Lahks was silent, probing within herself. Then she said surely, “We haven’t gone around in circles, and we have been traveling roughly north—but that’s all 1 can tell you. My sense of direction is firm, but vague. In any case,” she added, looking out of the window, “we had better get out of here. The sand is building up along the ship.”

“I know,” Stoat replied softly. “That’s why I said we were in trouble—and yet we are lucky, too, If the ship had been on skis, we would have been overturned and rolled around. Eventually the sand would have worn through the ship plate. As low as we are, the sand will cover us. There is the possibility we could dig out after the storm—if this is a storrn—but it would be impossible to live outside the shelter of the ship. Even if we could get the tent up—and I doubt we could or that it would stand up to a storm—it would be buried, too. We are safer here, where we have some oxygen.”

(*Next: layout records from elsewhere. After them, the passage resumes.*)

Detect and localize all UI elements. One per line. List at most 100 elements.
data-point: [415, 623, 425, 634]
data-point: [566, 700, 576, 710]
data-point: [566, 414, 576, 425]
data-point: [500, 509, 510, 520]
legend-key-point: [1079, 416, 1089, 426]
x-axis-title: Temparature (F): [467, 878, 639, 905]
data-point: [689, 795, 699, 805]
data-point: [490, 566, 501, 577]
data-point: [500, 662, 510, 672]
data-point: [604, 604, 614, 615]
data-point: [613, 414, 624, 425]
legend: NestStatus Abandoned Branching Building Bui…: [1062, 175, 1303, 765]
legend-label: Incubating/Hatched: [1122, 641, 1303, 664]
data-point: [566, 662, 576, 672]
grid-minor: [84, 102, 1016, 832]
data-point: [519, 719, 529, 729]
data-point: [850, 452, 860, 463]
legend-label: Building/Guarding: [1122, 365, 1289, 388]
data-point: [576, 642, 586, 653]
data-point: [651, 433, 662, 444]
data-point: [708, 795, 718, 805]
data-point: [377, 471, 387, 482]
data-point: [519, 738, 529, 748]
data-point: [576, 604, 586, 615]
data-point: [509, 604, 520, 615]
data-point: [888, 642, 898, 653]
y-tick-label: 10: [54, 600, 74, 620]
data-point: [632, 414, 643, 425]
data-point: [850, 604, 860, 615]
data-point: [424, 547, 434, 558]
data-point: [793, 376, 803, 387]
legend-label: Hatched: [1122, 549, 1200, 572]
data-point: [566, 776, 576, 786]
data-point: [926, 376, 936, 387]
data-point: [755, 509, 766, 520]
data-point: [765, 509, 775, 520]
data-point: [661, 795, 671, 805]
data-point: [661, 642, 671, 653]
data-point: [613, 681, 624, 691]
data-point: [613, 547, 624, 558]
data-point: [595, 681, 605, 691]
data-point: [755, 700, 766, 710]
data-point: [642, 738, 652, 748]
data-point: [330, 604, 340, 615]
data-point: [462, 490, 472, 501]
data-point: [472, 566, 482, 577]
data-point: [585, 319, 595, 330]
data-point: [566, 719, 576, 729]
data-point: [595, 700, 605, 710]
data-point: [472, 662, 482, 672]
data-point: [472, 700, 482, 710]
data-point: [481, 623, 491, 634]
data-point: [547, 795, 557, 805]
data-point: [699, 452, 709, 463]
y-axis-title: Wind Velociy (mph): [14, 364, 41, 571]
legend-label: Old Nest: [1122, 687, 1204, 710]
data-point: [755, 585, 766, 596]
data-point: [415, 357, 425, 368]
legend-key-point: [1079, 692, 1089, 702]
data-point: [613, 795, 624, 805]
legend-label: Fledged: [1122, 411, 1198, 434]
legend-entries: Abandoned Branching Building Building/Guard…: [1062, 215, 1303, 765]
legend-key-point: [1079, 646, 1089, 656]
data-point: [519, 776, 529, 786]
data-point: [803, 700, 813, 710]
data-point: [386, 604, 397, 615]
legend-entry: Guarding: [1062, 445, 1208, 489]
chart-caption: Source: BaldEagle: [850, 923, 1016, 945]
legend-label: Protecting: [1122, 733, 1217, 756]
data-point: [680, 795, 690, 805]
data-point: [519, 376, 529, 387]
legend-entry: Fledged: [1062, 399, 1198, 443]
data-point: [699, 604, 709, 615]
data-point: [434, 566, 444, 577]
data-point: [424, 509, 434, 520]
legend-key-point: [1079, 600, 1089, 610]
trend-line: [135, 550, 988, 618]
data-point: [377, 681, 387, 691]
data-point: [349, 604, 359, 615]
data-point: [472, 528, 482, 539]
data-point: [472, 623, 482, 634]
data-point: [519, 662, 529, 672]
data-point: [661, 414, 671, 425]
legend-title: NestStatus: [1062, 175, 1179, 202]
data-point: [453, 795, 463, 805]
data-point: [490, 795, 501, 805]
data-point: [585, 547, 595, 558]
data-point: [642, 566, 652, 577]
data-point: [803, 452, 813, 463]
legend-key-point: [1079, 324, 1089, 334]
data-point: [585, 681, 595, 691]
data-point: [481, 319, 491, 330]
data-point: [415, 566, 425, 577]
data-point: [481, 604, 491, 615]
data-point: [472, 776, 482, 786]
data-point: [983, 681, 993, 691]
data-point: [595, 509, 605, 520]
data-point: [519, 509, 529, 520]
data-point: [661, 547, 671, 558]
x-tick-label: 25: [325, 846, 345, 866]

“I don’t like the idea of being buried,” Lahks said uneasily.

Stoat laughed without mirth. “I don’t like it, either.” He listened to the wind and the rasp of the sand on the metal of the ship. “I do not know whether we could walk in that wind as it is, but I do know that if it got any worse it would first rip off our suits and then our flesh. That’s a hell of a way to die. We are too tired to go far.” He shrugged fatalistically.

Lahks looked through the window again, but it was darkening so rapidly that she could not see the insidious rise of the sand along the ship. Silently she got out food packets and, a few amin later, a torch. Ghrey had certainly been right. The heartstones were not dangerous, but Wumeera was a planet to be treated with the greatest caution. Lahks was aware by the time they had finished eating that the sound of the wind and the hiss of the sand were much diminished. The windows were now pitch-black, utterly unrevealing, and she glanced toward Stoat. He was very busy adjusting the position of a small oxygen cylinder and attaching a valve to it—much too busy to catch her eye.

She stood quietly, wondering whether she wanted to know the answer to the question in her mind, then said uncertainly,

“Stoat?”

His hands became totally still for an instant and his eyes did not lift to hers. Then he said. “Shom, go sleep in the pilot’s seat.” And when the big man had settled himself, Stoat reached back and unfolded a silverfish skin so that it made a rug. Finally he turned toward Lahks, his hand at the closure of his windsuit.

It was enough of an answer. He was offering her all the comfort he had to give—the warmth of his body. Lifting the headband of her face plate and throwing back her hood, Lahks moved toward him.